Monday, 5 December 2022

Why it's important to communicate the value of knowledge

The most important thing you can do for KM within your company, is help people to understand the value of knowledge. 

I often say that "knowledge management is how people would manage their organisations if only they knew the value of their knowledge".  If they understood the unrealised value of the knowledge assets they already hold, they would willingly invest in delivering that value through better KM. And if they understood the value of the knowledge they risk losing, they would invest in retaining it.

If you know what something is worth, you know you need to look after it. If you don't know what its worth, you don't treat it with due care.

Organisations which apply knowledge management really well, report huge value. Mars, with their billion dollars of knowledge-enabled value, Texas Instruments with their "free fabrication plant" through KM, Shell with their $200m value per year.

The value is delivered through giving people access to better knowledge, so that they can make better decisions. Knowledge can be transferred from good performers to poor performers, or carried forward from one project to another, in order to improve business results. If you know the value, you can justify the investment.  Sometimes people estimate the value of KM by assuming how much time will be saved if people can find knowledge better, but this underestimates the value by a couple of orders of magnitude and therefore does not make the case for the sort of budget you need. Better to focus on the value of finding better knowledge, than on finding kn9owledge better.

In one drilling program, we anticipated that KM could save in the order of $100m (in the end, we saved $83m). So when management challenged investment in three full-time learning engineers, the KM team were able to justify this investment by pointing to the scale of the potential savings.

So an early exercise for you to undertake in your KM program is to estimate the "size of the prize" that KM could bring.
  • Can you estimate the current cost of lost knowledge?
  • What risks and costs would you face if critical knowledge were lost?
  • Can you look at performance across the organisation, and estimate the value of bringing all performance up to the standard of the best?
  • Can you calculate what it would be worth to accelerate your learning rates in new areas of business?
  • What are you spending on rework and duplicate work, dues to a lack of KM?
  • Look at some of our value stories. Do they provide analogues for you?
  • Can you use our Bird Island exercise to help people feel the value?

Once the senior decision makers understand the value that KM can bring, and the size of the potential prize, you will find it far easier to get their money and support!

Monday, 28 November 2022

Should you treat knowledge as a relay baton, or as a rugby ball?

Do you pass knowledge forward, as in a relay race, or do you pass it backward, as in a rugby match? 


 The metaphor of a relay race is often used in Knowledge Management.
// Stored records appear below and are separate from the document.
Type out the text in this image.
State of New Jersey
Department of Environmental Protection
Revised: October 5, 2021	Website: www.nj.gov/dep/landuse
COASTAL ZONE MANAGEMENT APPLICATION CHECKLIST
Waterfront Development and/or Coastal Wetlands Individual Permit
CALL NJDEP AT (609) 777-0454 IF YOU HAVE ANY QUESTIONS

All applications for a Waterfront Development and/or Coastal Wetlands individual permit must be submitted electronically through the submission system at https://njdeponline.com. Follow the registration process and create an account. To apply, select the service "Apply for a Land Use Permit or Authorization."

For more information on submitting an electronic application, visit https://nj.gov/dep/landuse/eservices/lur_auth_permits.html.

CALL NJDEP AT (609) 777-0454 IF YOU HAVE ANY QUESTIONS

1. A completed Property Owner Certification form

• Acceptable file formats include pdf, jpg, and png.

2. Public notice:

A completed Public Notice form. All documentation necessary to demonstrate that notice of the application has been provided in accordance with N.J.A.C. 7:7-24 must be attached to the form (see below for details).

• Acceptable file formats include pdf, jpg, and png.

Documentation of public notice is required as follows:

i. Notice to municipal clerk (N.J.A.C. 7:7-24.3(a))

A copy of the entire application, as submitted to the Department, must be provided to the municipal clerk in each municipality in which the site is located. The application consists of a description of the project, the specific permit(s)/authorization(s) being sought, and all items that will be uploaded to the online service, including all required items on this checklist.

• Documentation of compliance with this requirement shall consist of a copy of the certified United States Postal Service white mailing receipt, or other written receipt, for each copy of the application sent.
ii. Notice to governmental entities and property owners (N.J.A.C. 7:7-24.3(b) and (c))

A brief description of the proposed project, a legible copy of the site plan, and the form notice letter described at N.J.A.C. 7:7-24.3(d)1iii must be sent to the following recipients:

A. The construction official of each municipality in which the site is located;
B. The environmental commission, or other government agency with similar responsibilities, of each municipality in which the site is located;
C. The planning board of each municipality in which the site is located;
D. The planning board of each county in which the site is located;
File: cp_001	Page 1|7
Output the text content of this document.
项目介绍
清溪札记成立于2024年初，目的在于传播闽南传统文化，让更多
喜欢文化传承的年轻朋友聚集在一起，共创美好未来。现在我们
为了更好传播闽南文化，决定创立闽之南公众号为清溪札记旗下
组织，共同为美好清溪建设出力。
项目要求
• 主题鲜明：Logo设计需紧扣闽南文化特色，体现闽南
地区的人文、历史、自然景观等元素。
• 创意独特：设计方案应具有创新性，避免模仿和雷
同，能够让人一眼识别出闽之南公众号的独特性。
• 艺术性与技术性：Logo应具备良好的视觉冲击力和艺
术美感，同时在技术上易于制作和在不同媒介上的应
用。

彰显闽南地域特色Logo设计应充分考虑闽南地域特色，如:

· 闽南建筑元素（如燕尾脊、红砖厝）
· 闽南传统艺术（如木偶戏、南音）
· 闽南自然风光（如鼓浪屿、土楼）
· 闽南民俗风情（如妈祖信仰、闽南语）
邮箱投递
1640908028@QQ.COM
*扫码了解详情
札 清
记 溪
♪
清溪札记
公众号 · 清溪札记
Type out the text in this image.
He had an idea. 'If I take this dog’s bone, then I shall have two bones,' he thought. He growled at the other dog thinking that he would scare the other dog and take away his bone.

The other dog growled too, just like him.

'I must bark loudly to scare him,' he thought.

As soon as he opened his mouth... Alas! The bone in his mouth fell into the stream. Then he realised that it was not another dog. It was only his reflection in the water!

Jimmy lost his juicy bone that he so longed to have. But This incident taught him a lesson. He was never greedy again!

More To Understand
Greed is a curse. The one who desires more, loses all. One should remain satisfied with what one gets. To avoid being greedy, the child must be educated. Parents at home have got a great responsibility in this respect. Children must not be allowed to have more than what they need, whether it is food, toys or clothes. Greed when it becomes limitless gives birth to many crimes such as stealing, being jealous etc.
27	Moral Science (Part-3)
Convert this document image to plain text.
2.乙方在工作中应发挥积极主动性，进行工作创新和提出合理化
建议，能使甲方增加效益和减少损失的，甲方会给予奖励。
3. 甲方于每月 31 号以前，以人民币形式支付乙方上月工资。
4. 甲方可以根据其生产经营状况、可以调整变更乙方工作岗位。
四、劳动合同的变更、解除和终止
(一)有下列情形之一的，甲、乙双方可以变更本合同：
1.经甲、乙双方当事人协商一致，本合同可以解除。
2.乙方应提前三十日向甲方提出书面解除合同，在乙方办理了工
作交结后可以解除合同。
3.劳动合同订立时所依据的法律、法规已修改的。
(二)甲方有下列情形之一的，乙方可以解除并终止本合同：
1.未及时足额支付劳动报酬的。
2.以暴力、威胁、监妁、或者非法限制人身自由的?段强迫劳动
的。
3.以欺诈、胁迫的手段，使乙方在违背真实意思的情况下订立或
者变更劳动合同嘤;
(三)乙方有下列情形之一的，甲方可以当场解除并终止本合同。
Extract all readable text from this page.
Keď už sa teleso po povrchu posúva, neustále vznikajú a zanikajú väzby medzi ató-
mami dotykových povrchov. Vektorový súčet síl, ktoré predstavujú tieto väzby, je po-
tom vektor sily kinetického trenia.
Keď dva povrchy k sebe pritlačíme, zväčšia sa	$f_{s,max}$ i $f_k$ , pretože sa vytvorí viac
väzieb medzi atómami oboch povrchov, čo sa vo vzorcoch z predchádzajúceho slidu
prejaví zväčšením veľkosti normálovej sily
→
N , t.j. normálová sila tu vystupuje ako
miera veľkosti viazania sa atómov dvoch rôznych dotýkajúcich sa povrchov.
Knowledge is seen as a baton that is passed from a runner (project team), after they have finished their leg (project) to another runner (project team) that is just starting.

Knowledge transfer is serial - from one, then to the next, then to the next. This is what I refer to here as "serial transfer" of knowledge. This is supported well by techniques such as knowledge handover (which Pfizer called "baton passing" in a direct reference to the relay run).

Nonaka and Takeuchi contrast this with the Rugby metaphor, where the whole team runs forward, passing the ball from hand to hand between them. In Rugby the ball cannot be passed forward, and when one player meets an obstruction they seek to pass the ball to another player behind them who tries to find a way through.

By sharing small advances, the whole team moves forwards and eventually one player with the ball crosses the winning line.

In some ways this is a much better metaphor for knowledge transfer in many organisations, where the aim is to make progress on all fronts, and where knowledge is shared between the different divisions and the different teams like a rugby ball, where small gains in knowledge from one part of the business are combined with small gains from another part, so that everyone advances together, rather than in series.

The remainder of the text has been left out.